Cala mendekat ke pintu kamar tamu dan hampir menyentuh kenop pintu ketika sebuah suara berat dan tegas memanggil dari belakangnya.
"Cala."
Suara berat dan tegas itu membuat gadis kecil itu langsung membalikkan badan. Matanya membesar saat melihat sosok tinggi ayahnya berdiri di ambang pintu, mengenakan setelan formal yang masih rapi meski dasi di lehernya sudah dilonggarkan. Wajahnya memancarkan kelelahan, namun pesonanya tetap memikat seperti biasa.
"Papi!" seru Cala dengan suara manja, lantas berlari kecil menghampiri Ebas dan memeluk kakinya dengan erat.
Ebas membalas pelukan itu dengan kelembutan yang tak biasa terlihat di wajah seriusnya. Dia menunduk, pandangannya bertemu dengan mata putrinya yang berbinar-binar. "Apa yang kamu lakukan di sini, Nak?" tanyanya, suaranya terdengar tenang, namun penuh rasa ingin tahu.
"Ada suara, Papi. Cala penasaran," jawab Cala polos sambil menunjuk ke arah pintu kamar tamu.
Ebas mengusap lembut kepala putrinya, rambut halus Cala terasa lembut di tangannya. Ia menarik napas panjang, lalu menjelaskan dengan nada penuh kasih. "Itu suara tamu Papi. Dia sedang tidak enak badan. Dia butuh istirahat, jadi Cala tidak boleh ganggu, ya?"
Cala mengerutkan kening kecilnya, penasaran. "Dia sakit, Papi? Kenapa?" tanyanya lagi, nada kekhawatiran terdengar jelas.
Ebas tersenyum tipis, meski rasa lelah masih terpancar di wajahnya. "Iya, dia sakit. Tapi nanti dia akan sembuh. Sekarang, Papi ingin Cala kembali main sama Sari, ya? Jangan khawatir, semuanya akan baik-baik saja."

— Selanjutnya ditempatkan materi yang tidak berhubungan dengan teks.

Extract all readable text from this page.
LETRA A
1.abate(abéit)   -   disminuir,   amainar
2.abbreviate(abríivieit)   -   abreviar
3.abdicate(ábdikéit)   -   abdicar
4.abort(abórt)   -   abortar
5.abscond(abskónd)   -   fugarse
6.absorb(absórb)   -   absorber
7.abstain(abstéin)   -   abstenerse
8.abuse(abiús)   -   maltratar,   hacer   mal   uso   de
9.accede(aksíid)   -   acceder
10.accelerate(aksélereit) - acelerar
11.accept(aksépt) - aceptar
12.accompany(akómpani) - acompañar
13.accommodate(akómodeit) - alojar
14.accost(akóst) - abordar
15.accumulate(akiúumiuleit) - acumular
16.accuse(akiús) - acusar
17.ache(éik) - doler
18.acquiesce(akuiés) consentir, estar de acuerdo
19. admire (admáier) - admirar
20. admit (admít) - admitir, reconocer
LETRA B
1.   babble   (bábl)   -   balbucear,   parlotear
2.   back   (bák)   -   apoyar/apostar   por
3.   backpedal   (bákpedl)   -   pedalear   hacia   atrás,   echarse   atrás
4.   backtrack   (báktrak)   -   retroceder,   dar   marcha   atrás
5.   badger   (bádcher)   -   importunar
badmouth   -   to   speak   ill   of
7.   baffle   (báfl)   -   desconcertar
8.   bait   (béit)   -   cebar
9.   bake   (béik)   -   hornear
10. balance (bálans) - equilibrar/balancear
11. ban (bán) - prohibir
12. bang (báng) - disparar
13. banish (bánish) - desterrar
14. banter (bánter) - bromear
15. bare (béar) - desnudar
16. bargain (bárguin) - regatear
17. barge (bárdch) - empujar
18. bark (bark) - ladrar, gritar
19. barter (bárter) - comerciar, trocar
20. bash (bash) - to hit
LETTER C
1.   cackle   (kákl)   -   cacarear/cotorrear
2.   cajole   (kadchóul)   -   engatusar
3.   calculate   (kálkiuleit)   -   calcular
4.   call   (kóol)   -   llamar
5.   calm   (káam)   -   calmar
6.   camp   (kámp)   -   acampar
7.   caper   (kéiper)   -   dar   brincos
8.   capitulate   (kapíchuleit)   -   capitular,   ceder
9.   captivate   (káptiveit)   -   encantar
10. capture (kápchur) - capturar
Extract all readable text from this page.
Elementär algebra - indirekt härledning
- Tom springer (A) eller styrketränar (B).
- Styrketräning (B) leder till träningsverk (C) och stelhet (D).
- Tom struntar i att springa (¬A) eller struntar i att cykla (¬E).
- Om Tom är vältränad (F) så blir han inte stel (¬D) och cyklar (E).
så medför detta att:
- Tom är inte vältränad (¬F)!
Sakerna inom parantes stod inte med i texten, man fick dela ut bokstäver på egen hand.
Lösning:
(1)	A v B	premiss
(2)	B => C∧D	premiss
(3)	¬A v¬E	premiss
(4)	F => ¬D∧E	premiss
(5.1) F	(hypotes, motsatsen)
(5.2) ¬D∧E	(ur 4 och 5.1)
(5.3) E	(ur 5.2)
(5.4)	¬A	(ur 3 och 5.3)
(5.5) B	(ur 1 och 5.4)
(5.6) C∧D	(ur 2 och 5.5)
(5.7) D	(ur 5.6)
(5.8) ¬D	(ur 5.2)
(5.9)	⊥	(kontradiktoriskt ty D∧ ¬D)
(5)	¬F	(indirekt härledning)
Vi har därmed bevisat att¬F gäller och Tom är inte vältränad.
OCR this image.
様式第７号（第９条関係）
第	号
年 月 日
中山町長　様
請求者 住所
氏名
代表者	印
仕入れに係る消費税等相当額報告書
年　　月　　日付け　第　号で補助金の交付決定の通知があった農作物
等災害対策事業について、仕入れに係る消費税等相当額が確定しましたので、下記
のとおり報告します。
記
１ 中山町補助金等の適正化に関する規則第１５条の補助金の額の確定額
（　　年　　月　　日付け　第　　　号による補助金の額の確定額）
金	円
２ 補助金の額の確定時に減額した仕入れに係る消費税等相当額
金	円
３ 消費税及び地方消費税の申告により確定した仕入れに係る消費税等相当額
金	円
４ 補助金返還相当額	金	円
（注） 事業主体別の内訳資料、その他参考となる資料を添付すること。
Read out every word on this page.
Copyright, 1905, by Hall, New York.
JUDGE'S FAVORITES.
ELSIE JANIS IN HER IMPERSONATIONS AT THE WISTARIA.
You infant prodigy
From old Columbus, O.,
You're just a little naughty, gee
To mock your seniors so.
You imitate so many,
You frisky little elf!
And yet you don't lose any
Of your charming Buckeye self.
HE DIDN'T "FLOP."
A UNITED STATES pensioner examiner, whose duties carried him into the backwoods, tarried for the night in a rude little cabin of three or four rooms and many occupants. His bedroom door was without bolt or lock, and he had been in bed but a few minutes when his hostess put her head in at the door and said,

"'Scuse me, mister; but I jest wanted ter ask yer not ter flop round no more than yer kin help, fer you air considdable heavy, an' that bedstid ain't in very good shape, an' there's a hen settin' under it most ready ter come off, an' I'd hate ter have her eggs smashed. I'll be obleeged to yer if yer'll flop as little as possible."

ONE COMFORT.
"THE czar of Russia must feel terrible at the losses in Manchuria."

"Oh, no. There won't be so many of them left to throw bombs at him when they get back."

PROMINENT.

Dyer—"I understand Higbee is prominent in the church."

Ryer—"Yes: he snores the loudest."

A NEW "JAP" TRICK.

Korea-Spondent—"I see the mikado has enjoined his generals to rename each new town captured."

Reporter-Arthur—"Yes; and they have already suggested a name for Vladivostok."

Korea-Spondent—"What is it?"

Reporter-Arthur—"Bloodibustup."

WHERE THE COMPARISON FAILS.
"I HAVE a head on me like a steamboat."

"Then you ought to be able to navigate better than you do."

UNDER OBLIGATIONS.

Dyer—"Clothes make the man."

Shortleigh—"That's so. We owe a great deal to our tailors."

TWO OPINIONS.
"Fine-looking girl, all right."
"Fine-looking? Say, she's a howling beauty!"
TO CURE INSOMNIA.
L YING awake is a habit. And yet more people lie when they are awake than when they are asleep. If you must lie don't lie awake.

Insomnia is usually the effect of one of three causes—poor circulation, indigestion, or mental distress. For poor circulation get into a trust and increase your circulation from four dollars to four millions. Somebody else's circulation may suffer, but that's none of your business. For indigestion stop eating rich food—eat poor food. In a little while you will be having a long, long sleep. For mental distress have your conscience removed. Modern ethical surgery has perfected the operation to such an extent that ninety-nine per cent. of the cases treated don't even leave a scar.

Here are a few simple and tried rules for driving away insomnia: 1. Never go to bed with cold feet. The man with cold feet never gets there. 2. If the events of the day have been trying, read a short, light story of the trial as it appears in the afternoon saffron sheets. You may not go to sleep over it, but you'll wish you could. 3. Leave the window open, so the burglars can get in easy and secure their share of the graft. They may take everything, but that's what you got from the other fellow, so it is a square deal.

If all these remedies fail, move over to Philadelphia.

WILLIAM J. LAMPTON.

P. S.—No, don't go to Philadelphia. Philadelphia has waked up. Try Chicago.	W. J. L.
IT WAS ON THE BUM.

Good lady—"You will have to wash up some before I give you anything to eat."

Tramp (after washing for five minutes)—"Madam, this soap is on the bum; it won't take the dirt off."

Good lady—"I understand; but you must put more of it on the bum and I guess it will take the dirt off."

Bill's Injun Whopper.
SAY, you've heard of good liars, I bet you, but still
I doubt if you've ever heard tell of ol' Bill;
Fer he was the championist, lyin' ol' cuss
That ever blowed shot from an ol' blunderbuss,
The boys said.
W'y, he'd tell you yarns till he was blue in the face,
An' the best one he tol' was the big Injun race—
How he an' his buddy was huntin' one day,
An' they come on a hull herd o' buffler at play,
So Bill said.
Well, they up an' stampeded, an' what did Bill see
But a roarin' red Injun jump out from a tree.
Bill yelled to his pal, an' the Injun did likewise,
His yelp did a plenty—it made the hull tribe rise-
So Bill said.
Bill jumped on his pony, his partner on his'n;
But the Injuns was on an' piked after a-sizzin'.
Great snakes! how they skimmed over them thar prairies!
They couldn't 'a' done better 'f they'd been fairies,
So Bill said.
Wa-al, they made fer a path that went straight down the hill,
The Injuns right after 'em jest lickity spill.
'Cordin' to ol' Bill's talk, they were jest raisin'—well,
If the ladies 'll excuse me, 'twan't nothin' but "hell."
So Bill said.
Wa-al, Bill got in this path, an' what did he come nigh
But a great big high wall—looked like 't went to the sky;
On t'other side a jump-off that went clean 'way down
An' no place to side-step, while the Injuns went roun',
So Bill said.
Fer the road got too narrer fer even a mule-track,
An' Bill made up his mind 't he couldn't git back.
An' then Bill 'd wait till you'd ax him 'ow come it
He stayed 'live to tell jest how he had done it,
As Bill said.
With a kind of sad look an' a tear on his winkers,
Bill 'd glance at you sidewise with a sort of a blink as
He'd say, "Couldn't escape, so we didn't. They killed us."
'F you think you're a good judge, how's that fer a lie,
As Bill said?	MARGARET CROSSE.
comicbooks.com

Cala akhirnya mengangguk meski terlihat masih ingin tahu lebih banyak. Dengan langkah kecil, dia menggenggam tangan Sari yang berdiri tak jauh darinya, dan perlahan berjalan kembali ke ruang tengah.
Ebas menghela napas panjang, pandangannya kini beralih ke pintu kamar tamu. Diam sejenak, ia hanya berdiri di sana, mendengar keheningan di balik pintu itu. Lelah dari hari panjang di kantor masih terasa, namun pikirannya terus dihantui oleh pertanyaan tentang wanita yang kini ada di bawah atapnya.
Menyadari dirinya masih berdiri dengan jas yang belum dilepas, Ebas menggerakkan tangannya untuk melonggarkan dasinya lebih jauh. "Aku butuh jawaban," gumamnya pelan, sebelum melangkah ke kamar untuk melepas lelah, sembari menyusun langkah selanjutnya.